I can still see Jane staring out of the window at nothing, alone in her grief and me not really knowing what to do or what to say.
I can still feel that whole body emptiness that comes with complete devastation, that horrible twisting, hurting feeling like your insides are trying to disappear into themselves, the inability to breath or swallow, the hurt and anger that something like that could happen to you. The desolation and loneliness. The hot prickling sensation at the back of your eyes that tells you that you are within seconds of floods of tears.
I could go on, but you don’t need to know any more. Except to say that every day I live with those same emotions and the same sense of loss. Some days it’s all buried away and I don’t even realise it, others it’s there just below the surface.
And I’m not alone in these feelings. Every day other people go through exactly the same thing as I did, everyone of them collecting the scars that will last forever. But there are people that can help, who understand and can talk to you.
These people are the Foundation for the Study of Infant Death. They were there for us all the way through, and it’s for them that I am going to drag my 51 year old, slightly overweight, frame through the Sahara desert.
When we return on 15th March it will be exact 13 days to the 25th anniversary of Hannah’s death. There’s a certain synergy in that for me.

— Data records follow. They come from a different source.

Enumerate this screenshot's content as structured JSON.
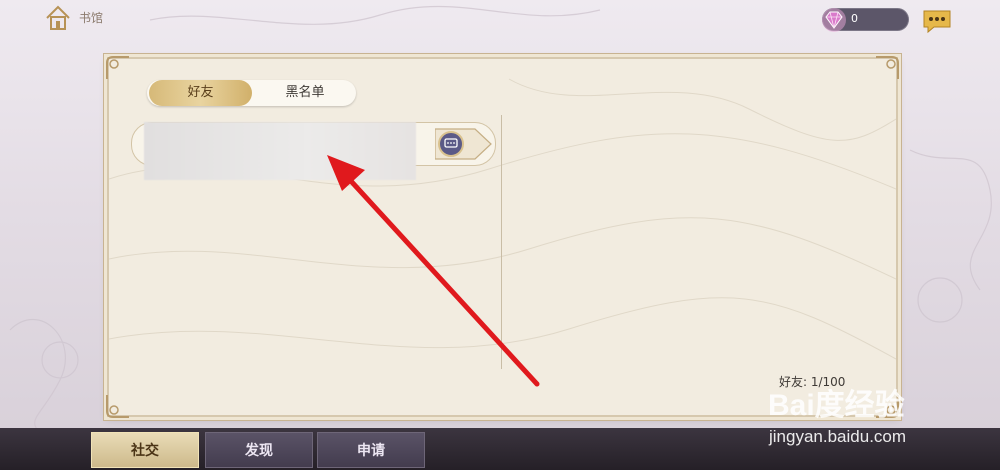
{
  "topbar": {
    "home_label": "书馆",
    "gem_count": "0"
  },
  "tabs": {
    "friends": "好友",
    "blacklist": "黑名单"
  },
  "friends_panel": {
    "count_text": "好友: 1/100"
  },
  "bottom_nav": {
    "social": "社交",
    "discover": "发现",
    "apply": "申请"
  },
  "watermark": {
    "logo": "Bai度经验",
    "url": "jingyan.baidu.com"
  },
  "colors": {
    "accent_gold": "#d6b978",
    "annotation_arrow": "#e0191d",
    "panel_bg": "#f2ece0"
  }
}
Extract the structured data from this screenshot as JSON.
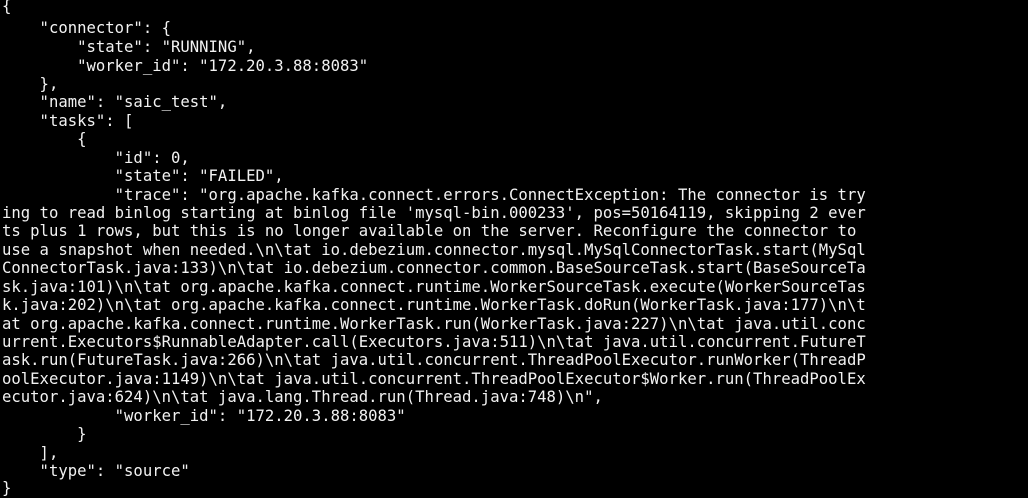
{
  "terminal": {
    "background": "#000000",
    "foreground": "#f2f2f2",
    "lines": [
      "{",
      "    \"connector\": {",
      "        \"state\": \"RUNNING\",",
      "        \"worker_id\": \"172.20.3.88:8083\"",
      "    },",
      "    \"name\": \"saic_test\",",
      "    \"tasks\": [",
      "        {",
      "            \"id\": 0,",
      "            \"state\": \"FAILED\",",
      "            \"trace\": \"org.apache.kafka.connect.errors.ConnectException: The connector is try",
      "ing to read binlog starting at binlog file 'mysql-bin.000233', pos=50164119, skipping 2 ever",
      "ts plus 1 rows, but this is no longer available on the server. Reconfigure the connector to",
      "use a snapshot when needed.\\n\\tat io.debezium.connector.mysql.MySqlConnectorTask.start(MySql",
      "ConnectorTask.java:133)\\n\\tat io.debezium.connector.common.BaseSourceTask.start(BaseSourceTa",
      "sk.java:101)\\n\\tat org.apache.kafka.connect.runtime.WorkerSourceTask.execute(WorkerSourceTas",
      "k.java:202)\\n\\tat org.apache.kafka.connect.runtime.WorkerTask.doRun(WorkerTask.java:177)\\n\\t",
      "at org.apache.kafka.connect.runtime.WorkerTask.run(WorkerTask.java:227)\\n\\tat java.util.conc",
      "urrent.Executors$RunnableAdapter.call(Executors.java:511)\\n\\tat java.util.concurrent.FutureT",
      "ask.run(FutureTask.java:266)\\n\\tat java.util.concurrent.ThreadPoolExecutor.runWorker(ThreadP",
      "oolExecutor.java:1149)\\n\\tat java.util.concurrent.ThreadPoolExecutor$Worker.run(ThreadPoolEx",
      "ecutor.java:624)\\n\\tat java.lang.Thread.run(Thread.java:748)\\n\",",
      "            \"worker_id\": \"172.20.3.88:8083\"",
      "        }",
      "    ],",
      "    \"type\": \"source\"",
      "}"
    ]
  }
}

I’m lucky, life has gone on and I have four fantastic children who probably think I am slightly mad for attempting this. But it is something I have to do, for Hannah, for me, for Dom, Luke, Matthew and Caitlin, for everyone who has ever gone through the same thing as we did. And also as a roundabout way of saying ‘thank you’ to all those people – most of whom I have lost touch with – who helped with a kind word or deed back in 1984.
But most of all for FSID, maybe your money and my blisters will help towards finding a reason where so far there have been none. And then maybe another parent will never have to go through what I went through on 28 March, 1984.